La conjecture de Poincaré fait partie d’un domaine des mathématiques appelé topologie, connu aussi sous le nom de « géométrie du caoutchouc » parce qu’il a trait à des surfaces qui sont étirées de façon arbitraire. La conjecture, proposée en 1904 par Henri Poincaré, décrit un test pour démontrer qu’un espace est équivalent à une « hypersphère », la surface à trois dimensions d’une balle à quatre dimensions.

En topologie, on résout souvent un problème dans toutes les dimensions (même si au-delà de la troisième, l’esprit humain ne peut pas se le représenter). Dans la dimension 2, on peut étirer chaque surface sans trou pour qu’elle forme une sphère en 3 dimension. Et on obtiendra toujours une sphère. Pour la dimension 2, la démonstration date du XIXème siècle. La dimension 3 était celle qui préoccupait le plus Poincaré. En l’étirant, on obtiendrait toujours une hypersphère, encore faut-il le démontrer. Il tenta des démonstrations, mais s’empêtra lui-même dans des erreurs. Des tentatives fructueuses furent ensuite menées pour démontrer cette conjecture pour des dimensions supérieures. Voici un extrait du livre :

A l’aube des années 1960, plusieurs mathématiciens (même si on ne sait toujours pas combien exactement) ont réussi à apporter la preuve de cette conjecture dans des univers à cinq dimensions ou plus. L’un d’entre eux, l’Américain John Stallings, publia une démonstration de la conjecture pour sept dimensions ou plus, un an à peine après avoir soutenu sa thèse à Princeton. Un autre, Stephen Smale, américain lui aussi, qui avait sans doute rassemblé ses preuves avant Stallings, mais publié ses résultats quelques mois plus tard, avait prouvé la conjecture dans les dimensions 5 ou supérieures. Puis le mathématicien britannique Christopher Zeeman a étendu la démonstration de Stallings aux dimensions 5 et 6. Un quatrième homme, Andrew Wallace, un mathématicien américain, a publié en 1961 une démonstration proche de celle de Smale. Un mathématicien japonais, Hiroshi Yamasuge, a fait état de ses propres résultats pour les dimensions 5 et plus en 1961. […] Il fallut attendre vingt ans avant qu’une nouvelle brèche ne s’entrouvre. En 1982, le jeune mathématicien (il n’avait que trente et un ans à l’époque) Michael Freedman a publié la preuve de la conjecture en dimension 4. L’article fut salué comme une nouvelle avancée et Freedman se vit attribuer la médaille Fields. Cependant, la conjecture en dimension 3 restait toujours à résoudre. Aucune des méthodes utilisées pour les autres dimensions ne semblait fonctionner. Il n’y avait pas assez d’espace dans un univers à trois dimensions pour permettre aux mathématiciens de déployer les outils qu’ils utilisaient dans les dimensions supérieures. Il semblait nécessaire de recourir à une approche révolutionnaire, que Poincaré lui-même n’aurait pu imaginer, ni même soupçonner.

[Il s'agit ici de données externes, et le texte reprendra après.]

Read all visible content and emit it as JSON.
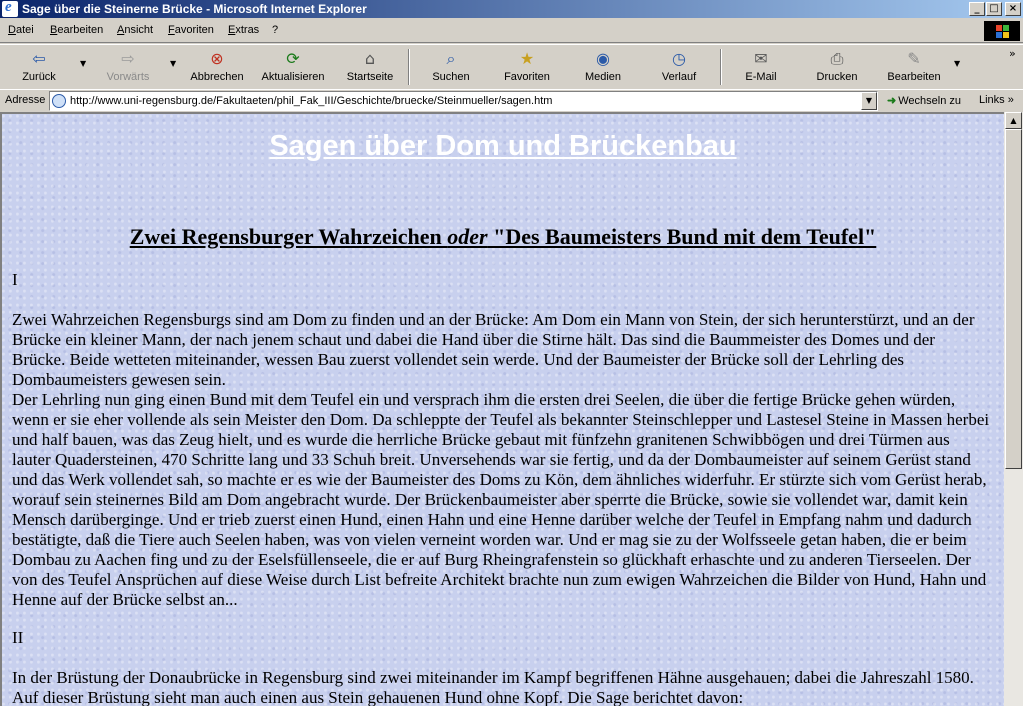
{
  "window": {
    "title": "Sage über die Steinerne Brücke - Microsoft Internet Explorer",
    "controls": {
      "minimize": "_",
      "maximize": "□",
      "close": "×"
    }
  },
  "menu": {
    "items": [
      {
        "label": "Datei"
      },
      {
        "label": "Bearbeiten"
      },
      {
        "label": "Ansicht"
      },
      {
        "label": "Favoriten"
      },
      {
        "label": "Extras"
      },
      {
        "label": "?"
      }
    ]
  },
  "toolbar": {
    "back": {
      "label": "Zurück",
      "icon": "back-arrow-icon"
    },
    "forward": {
      "label": "Vorwärts",
      "icon": "forward-arrow-icon"
    },
    "stop": {
      "label": "Abbrechen",
      "icon": "stop-icon"
    },
    "refresh": {
      "label": "Aktualisieren",
      "icon": "refresh-icon"
    },
    "home": {
      "label": "Startseite",
      "icon": "home-icon"
    },
    "search": {
      "label": "Suchen",
      "icon": "search-icon"
    },
    "favorites": {
      "label": "Favoriten",
      "icon": "favorites-icon"
    },
    "media": {
      "label": "Medien",
      "icon": "media-icon"
    },
    "history": {
      "label": "Verlauf",
      "icon": "history-icon"
    },
    "mail": {
      "label": "E-Mail",
      "icon": "mail-icon"
    },
    "print": {
      "label": "Drucken",
      "icon": "print-icon"
    },
    "edit": {
      "label": "Bearbeiten",
      "icon": "edit-icon"
    }
  },
  "address": {
    "label": "Adresse",
    "url": "http://www.uni-regensburg.de/Fakultaeten/phil_Fak_III/Geschichte/bruecke/Steinmueller/sagen.htm",
    "go_label": "Wechseln zu",
    "links_label": "Links"
  },
  "page": {
    "title": "Sagen über Dom und Brückenbau",
    "heading_pre": "Zwei Regensburger Wahrzeichen ",
    "heading_em": "oder",
    "heading_post": " \"Des Baumeisters Bund mit dem Teufel\"",
    "section1": "I",
    "para1": "Zwei Wahrzeichen Regensburgs sind am Dom zu finden und an der Brücke: Am Dom ein Mann von Stein, der sich herunterstürzt, und an der Brücke ein kleiner Mann, der nach jenem schaut und dabei die Hand über die Stirne hält. Das sind die Baummeister des Domes und der Brücke. Beide wetteten miteinander, wessen Bau zuerst vollendet sein werde. Und der Baumeister der Brücke soll der Lehrling des Dombaumeisters gewesen sein.",
    "para2": "Der Lehrling nun ging einen Bund mit dem Teufel ein und versprach ihm die ersten drei Seelen, die über die fertige Brücke gehen würden, wenn er sie eher vollende als sein Meister den Dom. Da schleppte der Teufel als bekannter Steinschlepper und Lastesel Steine in Massen herbei und half bauen, was das Zeug hielt, und es wurde die herrliche Brücke gebaut mit fünfzehn granitenen Schwibbögen und drei Türmen aus lauter Quadersteinen, 470 Schritte lang und 33 Schuh breit. Unversehends war sie fertig, und da der Dombaumeister auf seinem Gerüst stand und das Werk vollendet sah, so machte er es wie der Baumeister des Doms zu Kön, dem ähnliches widerfuhr. Er stürzte sich vom Gerüst herab, worauf sein steinernes Bild am Dom angebracht wurde. Der Brückenbaumeister aber sperrte die Brücke, sowie sie vollendet war, damit kein Mensch darüberginge. Und er trieb zuerst einen Hund, einen Hahn und eine Henne darüber welche der Teufel in Empfang nahm und dadurch bestätigte, daß die Tiere auch Seelen haben, was von vielen verneint worden war. Und er mag sie zu der Wolfsseele getan haben, die er beim Dombau zu Aachen fing und zu der Eselsfüllenseele, die er auf Burg Rheingrafenstein so glückhaft erhaschte und zu anderen Tierseelen. Der von des Teufel Ansprüchen auf diese Weise durch List befreite Architekt brachte nun zum ewigen Wahrzeichen die Bilder von Hund, Hahn und Henne auf der Brücke selbst an...",
    "section2": "II",
    "para3": "In der Brüstung der Donaubrücke in Regensburg sind zwei miteinander im Kampf begriffenen Hähne ausgehauen; dabei die Jahreszahl 1580. Auf dieser Brüstung sieht man auch einen aus Stein gehauenen Hund ohne Kopf. Die Sage berichtet davon:"
  },
  "colors": {
    "titlebar_start": "#0a246a",
    "titlebar_end": "#a6caf0",
    "chrome": "#d4d0c8",
    "page_background": "#c8d0ee",
    "page_title": "#ffffff"
  }
}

Avec cette pointe de suspense haletant, le livre nous emmène vers la solution, et son géniteur, dont on connaît à ce stade du livre toute l’enfance. Le problème dans la dimension 3 est le plus intéressant, puisque c’est celui dans lequel nous évoluons. La conjecture de Poincaré, de la branche de la topologie, est très attachée à la conjecture dite de géométrisation, qui par sa résolution entraîne une meilleure connaissance de notre univers.

Dans une rare interview de Perelman (lire ici), il admettra, pour justifier le refus des prix les plus prestigieux du monde mathématique :

Pourquoi ai-je mis tant d’années pour résoudre la conjecture de Poincaré? J’ai appris à détecter les vides. Avec mes collègues nous étudions les mécanismes visant à combler les vides sociaux et économiques. Les vides sont partout. On peut les détecter et cela donne beaucoup de possibilités… Je sais comment diriger l’Univers. Dites-moi alors, à quoi bon courir après un million de dollars?